L'histoire :
New-York 1967, dans une petite chambre de bonne, une jeune femme aux allures de Gavroche tape à la machine à écrire, un verre de scotch à portée de main. Elle s’appelle Valérie Solonas et n’a pas eu une existence facile jusqu’à présent. Elle n’a pour seul compagnon qu’un rat qui dort paisiblement derrière sa Remington et qui lui donne l’échange de temps en temps. Après plusieurs brouillons, la jeune écrivaine semble être satisfaite des premières lignes qui serviront d’introduction à son livre. Les propos sont suffisamment explicites : « Vivre dans cette société, c’est au mieux y mourir d’ennui. Rien dans cette société ne concerne les femmes. Alors, à toutes celles qui ont un brin de civisme, le sens des responsabilités et celui de la rigolade, il ne reste qu’à renverser le gouvernement, en finir avec l’argent, instaurer l’automatisation à tous les niveaux et supprimer le sexe masculin ». C’est ainsi que débute le SCUM manifesto (Society for Cutting Up Men).

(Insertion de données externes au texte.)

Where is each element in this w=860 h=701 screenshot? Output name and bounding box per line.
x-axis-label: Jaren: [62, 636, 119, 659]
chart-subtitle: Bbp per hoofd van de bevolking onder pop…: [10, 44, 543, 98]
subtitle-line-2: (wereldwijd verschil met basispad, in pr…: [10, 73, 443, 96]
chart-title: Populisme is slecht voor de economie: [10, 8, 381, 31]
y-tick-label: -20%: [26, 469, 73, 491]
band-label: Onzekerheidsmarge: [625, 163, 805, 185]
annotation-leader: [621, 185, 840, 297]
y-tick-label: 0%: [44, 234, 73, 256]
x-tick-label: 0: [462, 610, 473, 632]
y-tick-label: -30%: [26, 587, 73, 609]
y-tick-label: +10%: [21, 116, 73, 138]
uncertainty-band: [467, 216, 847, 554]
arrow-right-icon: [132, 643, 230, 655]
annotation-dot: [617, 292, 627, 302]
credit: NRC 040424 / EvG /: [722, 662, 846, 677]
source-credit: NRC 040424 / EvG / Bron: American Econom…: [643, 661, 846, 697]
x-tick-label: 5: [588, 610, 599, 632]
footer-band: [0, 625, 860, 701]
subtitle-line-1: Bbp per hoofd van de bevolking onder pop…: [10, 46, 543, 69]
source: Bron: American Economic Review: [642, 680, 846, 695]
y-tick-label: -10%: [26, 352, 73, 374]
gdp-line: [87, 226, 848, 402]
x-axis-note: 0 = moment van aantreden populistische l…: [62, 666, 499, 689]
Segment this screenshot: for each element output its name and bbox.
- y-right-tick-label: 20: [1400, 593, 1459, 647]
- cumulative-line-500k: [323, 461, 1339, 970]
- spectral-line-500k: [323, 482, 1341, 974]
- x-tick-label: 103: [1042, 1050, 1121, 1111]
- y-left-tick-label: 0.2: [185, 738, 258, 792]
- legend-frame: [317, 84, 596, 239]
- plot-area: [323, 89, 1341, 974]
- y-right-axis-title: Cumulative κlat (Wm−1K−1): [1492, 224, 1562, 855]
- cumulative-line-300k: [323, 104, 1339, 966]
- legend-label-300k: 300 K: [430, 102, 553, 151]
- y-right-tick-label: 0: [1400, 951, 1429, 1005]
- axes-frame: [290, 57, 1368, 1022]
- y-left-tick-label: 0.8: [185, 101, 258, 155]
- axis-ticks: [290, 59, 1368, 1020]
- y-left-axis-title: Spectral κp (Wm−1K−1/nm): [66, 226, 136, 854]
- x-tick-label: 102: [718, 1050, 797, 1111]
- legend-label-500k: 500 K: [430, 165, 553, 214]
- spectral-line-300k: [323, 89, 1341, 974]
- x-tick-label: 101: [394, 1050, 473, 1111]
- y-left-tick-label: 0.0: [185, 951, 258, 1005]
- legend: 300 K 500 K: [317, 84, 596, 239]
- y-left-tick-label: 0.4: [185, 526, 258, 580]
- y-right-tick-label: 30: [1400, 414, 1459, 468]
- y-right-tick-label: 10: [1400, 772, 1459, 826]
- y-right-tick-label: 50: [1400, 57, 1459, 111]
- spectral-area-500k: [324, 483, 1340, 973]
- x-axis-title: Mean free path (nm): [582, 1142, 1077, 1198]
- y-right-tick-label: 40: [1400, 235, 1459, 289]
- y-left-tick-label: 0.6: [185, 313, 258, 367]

Ce qu'on en pense sur la planète BD :
Valérie Solonas est une écrivaine, figure du féminisme radical. Cette américaine née en 1936 a connu des événements de vie dramatiques qui la marqueront à jamais. Abimée par la vie, elle aura une existence misérable, elle devra notamment se prostituer ponctuellement pour survivre. Toute sa vie, Valérie Solonas nourrira une haine viscérale pour les hommes et le système mondial aux valeurs patriarcales dans lequel elle a évolué. Sa vision du féminisme n’est pas égalitaire et elle peut se montrer d’une rare violence à l’égard des hommes. Valérie Solonas se fera connaître du grand public en tirant au révolver sur Andy Warhol : elle sera diagnostiquée schizophrène paranoïde avec une dépression profonde. Cette biographie nous permet de comprendre en partie les origines de cet extrémisme et cette hostilité vis-à-vis des hommes, sans pour autant les cautionner. Dès le début, on perçoit à bas bruit quelques troubles psychologiques chez cette jeune femme, sans pour autant qu’elle ait déjà sombré dans la folie. Au fil des pages, on devient spectateur de sa dérive progressive. Cette histoire ne laisse pas indifférent : le personnage tourmenté de Solonas peut déranger, fasciner, questionner, émouvoir, susciter de l’hostilité ou de la compassion. Théa Rojzman nous livre un scénario dense, sans parti-pris, avec une narration intense et fluide. Graphiquement, le trait réaliste de Bernard Muñoz est abouti. Il restitue habilement les épisodes de dédoublement de personnalité de Solonas.